The Man With the Golden Gun: Aside from the names Scaramanga (and some details of his life story) and Mary Goodnight, no similarity to novel.

The Spy Who Loved Me: the novel by this name is unique among the Fleming books. It's the only one written in the first person, through the eyes of a French-Canadian woman who only meets Bond in the later chapters. Similarity to the movie is nil.

Moonraker: The villian's name in each is Drax. Beyond that, zip.

For Your Eyes Only: Fleming's book by this title was actually a collection of short stories, named "From a View to a Kill" (see movie entry below), "For Your Eyes Only", "Quantum of Solace", "Risico" and "The Hildebrand Rarity". This movie was mostly a combination of elements from "For Your Eyes Only" (young bow-and-arrow-wielding woman seeks revenge on man who killed her parents) and "Risico" (two Greek smugglers involve Bond in their violent rivalry). The movie also got the coral-dragging idea from "Live and Let Die" (see above).

Octopussy: Fleming's "novel" was another collection of short stories titled "Octopussy and the Living Daylights," consisting of those two stories, with a third, "The Property of a Lady", added for the paperback edition. The movie combined elements from "Octopussy" and "The Property of a Lady." In "Octopussy", the title refers to the nickname given to an actual octopus that lives in the coral near the beach home of retired secret service agent Dexter Smythe. Bond goes to Smythe's house to reveal his knowledge of Smythe's criminal actions during WW2, with the idea of letting Smythe kill himself honorably rather than submit to a court-martial. In the movie, "Octopussy" is the nickname of the Maud Adams character, who says she is Smythe's daughter (in the short story, Smythe had no children) and she appreciates that Bond gave him a chance to avoid dishonour. The "Property of a Lady" is the lot name of a Fabergé egg put up for auction. In the short story, the egg is being used as a payoff for a double-agent, while the movie uses it as a payoff to the bad guy.

A View to a Kill: Although the title was from a Fleming short story, the similarity between this lousy movie and that story is nil.

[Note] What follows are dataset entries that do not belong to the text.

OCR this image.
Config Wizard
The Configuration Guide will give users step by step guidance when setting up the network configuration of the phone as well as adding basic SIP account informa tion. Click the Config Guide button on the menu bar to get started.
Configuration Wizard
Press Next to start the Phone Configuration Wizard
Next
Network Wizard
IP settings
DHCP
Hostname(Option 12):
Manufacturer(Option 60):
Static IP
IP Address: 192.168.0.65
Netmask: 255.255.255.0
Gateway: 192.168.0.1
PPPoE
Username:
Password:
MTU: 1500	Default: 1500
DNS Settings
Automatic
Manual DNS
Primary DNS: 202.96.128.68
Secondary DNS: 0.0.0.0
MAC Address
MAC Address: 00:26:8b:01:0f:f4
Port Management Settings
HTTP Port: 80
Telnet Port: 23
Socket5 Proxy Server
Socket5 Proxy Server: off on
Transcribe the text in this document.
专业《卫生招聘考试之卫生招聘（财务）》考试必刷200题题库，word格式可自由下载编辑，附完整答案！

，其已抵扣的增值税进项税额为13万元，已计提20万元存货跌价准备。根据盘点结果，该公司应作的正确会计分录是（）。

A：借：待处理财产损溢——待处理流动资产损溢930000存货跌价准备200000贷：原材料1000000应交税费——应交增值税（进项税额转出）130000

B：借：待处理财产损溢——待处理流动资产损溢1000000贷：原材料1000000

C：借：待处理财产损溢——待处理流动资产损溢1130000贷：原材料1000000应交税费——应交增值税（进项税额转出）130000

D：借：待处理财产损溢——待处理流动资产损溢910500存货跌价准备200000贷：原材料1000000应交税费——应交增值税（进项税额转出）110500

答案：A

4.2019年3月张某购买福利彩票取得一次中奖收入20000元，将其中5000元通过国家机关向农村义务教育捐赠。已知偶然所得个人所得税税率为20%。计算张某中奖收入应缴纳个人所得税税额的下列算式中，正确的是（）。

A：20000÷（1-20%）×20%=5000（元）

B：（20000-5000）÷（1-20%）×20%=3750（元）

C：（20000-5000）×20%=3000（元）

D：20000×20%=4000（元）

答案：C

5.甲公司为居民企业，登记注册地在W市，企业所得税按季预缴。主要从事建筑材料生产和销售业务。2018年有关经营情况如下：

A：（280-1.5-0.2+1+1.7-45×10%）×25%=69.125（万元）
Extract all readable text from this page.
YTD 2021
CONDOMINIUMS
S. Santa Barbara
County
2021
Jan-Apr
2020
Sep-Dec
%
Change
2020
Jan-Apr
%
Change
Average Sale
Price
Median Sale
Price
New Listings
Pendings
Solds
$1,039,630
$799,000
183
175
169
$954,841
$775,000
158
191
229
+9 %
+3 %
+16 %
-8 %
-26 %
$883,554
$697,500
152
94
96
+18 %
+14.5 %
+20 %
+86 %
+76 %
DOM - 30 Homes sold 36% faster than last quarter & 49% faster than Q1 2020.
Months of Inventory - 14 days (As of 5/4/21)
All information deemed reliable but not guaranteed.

The Living Daylights: The short story by this name featured Bond going head-to-head with a blonde sniper. The rest of the movie, involving Afghanistan and whatnot, is pure Hollywood.

License to Kill: The first movie title not taken from a Fleming work. One element, a rather messily-murdered oceanographer named Milton Krest, is taken from the short story "The Hildebrand Rarity" (see above). Felix Leiter gets mauled in this movie, in a manner taken from the novel "Live and Let Die".

Goldeneye: A Hollywood original, though the film was named after Ian Fleming's house in Jamaica.

As mentioned, The World is Not enough is a Bond family motto, though the connection to James Bond is doubtful. In the novel "On Her Majesty's Secret Service", Bond meets with some heraldry experts with the idea of learning enough to pass as one under the cover name "Hillary Bray". The first expert insists on regaling Bond with the history of a famous English family by that name (with "The World is Not Enough" as a motto and for whom "Bond street" in London is named) but Bond shows scant interest and denies any connection, since his father is Scottish.

[Heraldry Expert Griffon Or] reached for another volume that lay open on his desk and that he had obviously prepared for Bond's delectation. "The coat of arms, for instance. Surely that must concern you, be at least of profound interest to your family, to your own children? Yes, here we are. 'Argent on a chevron sable three bezants'." He held up the book so Bond could see. "A bezant is a golden ball, as I am sure you know, Three balls."

Bond commented drily, "That is certainly a valuable bonus" - the irony was lost on Griffon Or - "but I'm afraid I am still not interested. And I have no relatives and no children. Now about this man..."

Griffin Or broke in excitedly, "And this charming motto of the line, "The World is not Enough". You do not wish to have the right to it?"

'It is an excellent motto which I will certainly adopt," said Bond curtly. He looked pointedly at his watch. "Now, I'm afraid we really must get down to business."
The later movies may have a few random Fleming elements here and there, but you'd need a freeze-frame to find some of them.